I HEARTILY ACCEPT the motto,—"That government is best which governs least";(1) and I should like to see it acted up to more rapidly and systematically. Carried out, it finally amounts to this, which also I believe,—"That government is best which governs not at all"; and when men are prepared for it, that will be the kind of government which they will have. Government is at best but an expedient; but most governments are usually, and all governments are sometimes, inexpedient. The objections which have been brought against a standing army, and they are many and weighty, and deserve to prevail, may also at last be brought against a standing government. The standing army is only an arm of the standing government. The government itself, which is only the mode which the people have chosen to execute their will, is equally liable to be abused and perverted before the people can act through it. Witness the present Mexican war,(2) the work of comparatively a few individuals using the standing government as their tool; for, in the outset, the people would not have consented to this measure.

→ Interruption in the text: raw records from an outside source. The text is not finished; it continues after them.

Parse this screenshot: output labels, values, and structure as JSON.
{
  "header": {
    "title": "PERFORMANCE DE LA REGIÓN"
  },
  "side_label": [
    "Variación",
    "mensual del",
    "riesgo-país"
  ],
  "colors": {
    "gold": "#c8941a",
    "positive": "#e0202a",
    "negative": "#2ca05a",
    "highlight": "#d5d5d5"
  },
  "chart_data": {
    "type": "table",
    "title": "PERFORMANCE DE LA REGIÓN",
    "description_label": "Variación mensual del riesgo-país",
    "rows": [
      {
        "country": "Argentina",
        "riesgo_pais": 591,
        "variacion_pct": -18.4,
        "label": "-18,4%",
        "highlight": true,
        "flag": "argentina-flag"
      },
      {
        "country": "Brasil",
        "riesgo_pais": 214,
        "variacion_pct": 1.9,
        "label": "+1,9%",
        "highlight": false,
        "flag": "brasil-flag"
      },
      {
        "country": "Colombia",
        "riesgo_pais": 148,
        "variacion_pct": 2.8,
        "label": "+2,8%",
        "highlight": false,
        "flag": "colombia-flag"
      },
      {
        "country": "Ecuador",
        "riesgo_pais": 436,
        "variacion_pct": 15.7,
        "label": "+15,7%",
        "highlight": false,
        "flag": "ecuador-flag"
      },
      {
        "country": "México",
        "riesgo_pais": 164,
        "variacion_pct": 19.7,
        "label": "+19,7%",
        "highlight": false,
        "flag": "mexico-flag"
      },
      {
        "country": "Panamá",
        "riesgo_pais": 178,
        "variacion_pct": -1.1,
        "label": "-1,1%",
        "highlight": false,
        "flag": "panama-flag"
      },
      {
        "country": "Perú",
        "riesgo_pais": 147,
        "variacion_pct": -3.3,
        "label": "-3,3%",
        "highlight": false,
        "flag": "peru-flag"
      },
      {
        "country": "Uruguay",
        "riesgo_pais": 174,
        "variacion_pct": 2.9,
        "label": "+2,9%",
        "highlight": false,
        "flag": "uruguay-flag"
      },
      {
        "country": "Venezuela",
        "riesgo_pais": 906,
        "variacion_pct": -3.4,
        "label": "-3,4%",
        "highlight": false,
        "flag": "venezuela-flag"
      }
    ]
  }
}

[2] This American government—what is it but a tradition, though a recent one, endeavoring to transmit itself unimpaired to posterity, but each instant losing some of its integrity? It has not the vitality and force of a single living man; for a single man can bend it to his will. It is a sort of wooden gun to the people themselves. But it is not the less necessary for this; for the people must have some complicated machinery or other, and hear its din, to satisfy that idea of government which they have. Governments show thus how successfully men can be imposed on, even impose on themselves, for their own advantage. It is excellent, we must all allow. Yet this government never of itself furthered any enterprise, but by the alacrity with which it got out of its way. It does not keep the country free. It does not settle the West. It does not educate. The character inherent in the American people has done all that has been accomplished; and it would have done somewhat more, if the government had not sometimes got in its way. For government is an expedient by which men would fain succeed in letting one another alone; and, as has been said, when it is most expedient, the governed are most let alone by it. Trade and commerce, if they were not made of India rubber,(3) would never manage to bounce over the obstacles which legislators are continually putting in their way; and, if one were to judge these men wholly by the effects of their actions, and not partly by their intentions, they would deserve to be classed and punished with those mischievous persons who put obstructions on the railroads.


Idk what that has to do with English but I guess somethings are best unknown. I hate AP English already and English is usually my favorite class. Anyways I'm off to go do my lovely homework.